「日本畜産物輸出促進協議会」設立 鶏肉と鶏卵は準備分科会でスタート

わが国の畜産業の振興のため、オールジャパン体制で畜産物の輸出促進を進める必要があるとして、畜産関係団体は12月8日、都内で「日本畜産物輸出促進協議会」(会長=中須勇雄(公社)日本食肉協議会会長)を設立した。協議会は畜産物の輸出促進のための事業や、情報の収集・分析・検討、共通問題の処理、関係諸官庁や団体との連絡調整を行なうことにしている。

政府は、日本再興戦略で、農林水産物・食品の輸出額を、2012年の約4500億円(13年は5505億円)から、2020年には1兆円に引き上げ、さらに2030年には5兆円とする目標を掲げている。
畜産物についても、国内は少子高齢化による需要の停滞、配合飼料価格をはじめとする資材価格の上昇によるコストアップなどの中で、海外の販路を開拓していくことが活路の一つとされ、国際的にも高い評価を得ている和牛を中心に政府も支援して輸出戦略が展開されている。
日本畜産物輸出促進協議会は、畜産物の輸出促進のための事業や、情報の収集・分析・検討、共通問題の処理、関係諸官庁や団体との連絡調整を行なうことを目的に、畜産物全体の連絡調整機関としての役割を担うもの。畜種別では、先行している牛肉が生産者団体や流通団体などを中心とする牛肉輸出振興部会を設置するほか、豚肉、鶏肉、鶏卵、乳製品はそれぞれ輸出準備分科会を設置することにしている。
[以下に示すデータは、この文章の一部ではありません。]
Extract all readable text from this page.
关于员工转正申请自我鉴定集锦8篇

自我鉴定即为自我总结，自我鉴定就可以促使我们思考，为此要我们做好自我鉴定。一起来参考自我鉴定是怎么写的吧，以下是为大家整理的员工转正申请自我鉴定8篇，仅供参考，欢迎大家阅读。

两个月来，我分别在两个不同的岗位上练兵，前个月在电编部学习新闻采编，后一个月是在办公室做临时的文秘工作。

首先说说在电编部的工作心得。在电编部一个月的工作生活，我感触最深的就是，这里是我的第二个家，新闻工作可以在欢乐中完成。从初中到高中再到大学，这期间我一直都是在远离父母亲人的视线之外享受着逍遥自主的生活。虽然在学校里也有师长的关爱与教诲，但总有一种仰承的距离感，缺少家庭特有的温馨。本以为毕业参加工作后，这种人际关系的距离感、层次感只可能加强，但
このうち、鶏肉については日本食鳥協会を中心に、鶏卵については日本養鶏協会や日本卵業協会、全農などを中心に輸出準備会を設置することで進んでいる。
今年1~10月の鶏肉輸出量は前年同期比22%増の8902トン、輸出金額は13億8505万円で、輸出先の7割は香港、次いでカンボジアが13%、モンゴルが12%台。鶏卵の輸出量は、殻付卵が同51.4%増の1204トン、輸出金額は3億527万円で、そのほとんどが香港。最近では、鶏肉調製品や加工卵も輸出されているが、輸出にかかわってきた関係者は、既存の輸出先での競合が激化するような輸出促進ではなく、ロシアなど新たな輸出先の開拓につながることを期待している。
12月8日に開かれた同協議会の設立総会で、発起人を代表してあいさつした(公社)中央畜産会の南波利昭副会長は、今年1~10月累計の牛肉の輸出量が昨年1年間の実績を上回ったことを紹介し、「牛肉だけでなく豚肉、鶏肉、鶏卵、乳製品まで広げ、オールジャパンで一致協力して輸出を促進していく」などと設立の趣旨を説明した。
農林水産省食料産業局の山田英也輸出促進グループ長は「畜産物は大事な品目と考えている。動物検疫の交渉も行なっており、輸出できる国がどんどん広がる。国もジェトロと協力しながらサポートしていきたい」などと述べた。